Na Ukrainie w 2014 roku w Kijowie odbyła się Rewolucja Godności - Euromajdan. Wszystko zaczęło się od te same pokojowe wiece i protesty, które zakończyły się „niebiańską setką”. Jak zapobiec tak smutnemu wynikowi? W końcu, sądząc po nastrojach protestujących, nie zamierzają się wycofać.
Podobieństwa można znaleźć w obu sytuacjach. Ale nie sądzę, że mamy przesłanki eskalacji protestów. Uważam, że fakt, że Bułgaria jest częścią Unii Europejskiej, długiej przemierzonej ścieżki demokratyzacji i ustanowienie instytucji pomoże nam poradzić sobie bez przemocy. Ale nie można zaprzeczyć, że pewnego dnia doszło do przemocy w naszym kraju, przede wszystkim przez policja, co w rzeczywistości było nieoczekiwane dla obywateli Bułgarii.

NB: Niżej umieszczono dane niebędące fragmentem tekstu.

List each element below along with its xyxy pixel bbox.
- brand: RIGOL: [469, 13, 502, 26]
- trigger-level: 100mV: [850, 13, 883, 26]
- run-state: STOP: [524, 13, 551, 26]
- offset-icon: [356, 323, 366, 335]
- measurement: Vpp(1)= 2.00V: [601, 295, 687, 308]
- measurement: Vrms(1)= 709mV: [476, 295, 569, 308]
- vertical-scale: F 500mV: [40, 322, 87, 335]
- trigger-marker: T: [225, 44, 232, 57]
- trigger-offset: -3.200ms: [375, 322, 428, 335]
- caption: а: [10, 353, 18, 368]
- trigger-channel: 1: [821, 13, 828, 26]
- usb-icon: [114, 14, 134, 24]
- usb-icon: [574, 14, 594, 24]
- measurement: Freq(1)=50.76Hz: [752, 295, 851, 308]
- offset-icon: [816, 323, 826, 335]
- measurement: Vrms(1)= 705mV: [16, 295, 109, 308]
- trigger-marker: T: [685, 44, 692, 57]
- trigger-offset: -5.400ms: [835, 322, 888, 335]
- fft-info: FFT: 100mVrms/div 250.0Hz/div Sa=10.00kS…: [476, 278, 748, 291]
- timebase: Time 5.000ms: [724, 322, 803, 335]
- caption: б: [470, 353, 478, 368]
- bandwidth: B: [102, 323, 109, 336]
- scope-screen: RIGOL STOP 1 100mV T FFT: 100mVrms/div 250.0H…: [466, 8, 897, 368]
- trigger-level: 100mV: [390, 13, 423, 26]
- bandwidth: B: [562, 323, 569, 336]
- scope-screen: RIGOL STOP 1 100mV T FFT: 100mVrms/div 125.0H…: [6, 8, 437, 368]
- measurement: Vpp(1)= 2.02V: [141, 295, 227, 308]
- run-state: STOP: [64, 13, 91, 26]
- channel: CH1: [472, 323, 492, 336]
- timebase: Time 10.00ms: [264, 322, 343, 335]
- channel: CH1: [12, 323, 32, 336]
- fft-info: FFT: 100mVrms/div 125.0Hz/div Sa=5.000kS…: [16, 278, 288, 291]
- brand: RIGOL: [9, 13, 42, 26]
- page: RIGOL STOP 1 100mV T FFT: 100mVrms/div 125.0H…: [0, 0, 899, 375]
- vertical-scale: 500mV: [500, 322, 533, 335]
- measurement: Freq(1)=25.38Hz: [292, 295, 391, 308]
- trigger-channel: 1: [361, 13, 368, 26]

Wierzę, że przemoc została celowo i celowo sprowokowana przez rząd. Oni zrobili to po to, aby przestraszyć protestujących i usunąć bariery i barykady zostały zbudowane na kilku skrzyżowaniach w centrum Sofii. Oczywiście tutaj w Sofii protesty nie są tak masowe, jak w Kijowie w 2014 roku. Namioty, które zostały rozebrane przez policję, dały dodatkową motywację i pewność siebie ludzi, że mogą osiągnąć coś więcej. Teraz te bariery zniknęły. Duży protesty organizowane są raz w tygodniu, organizatorzy nazywają je „Powstaniem Ludowym”.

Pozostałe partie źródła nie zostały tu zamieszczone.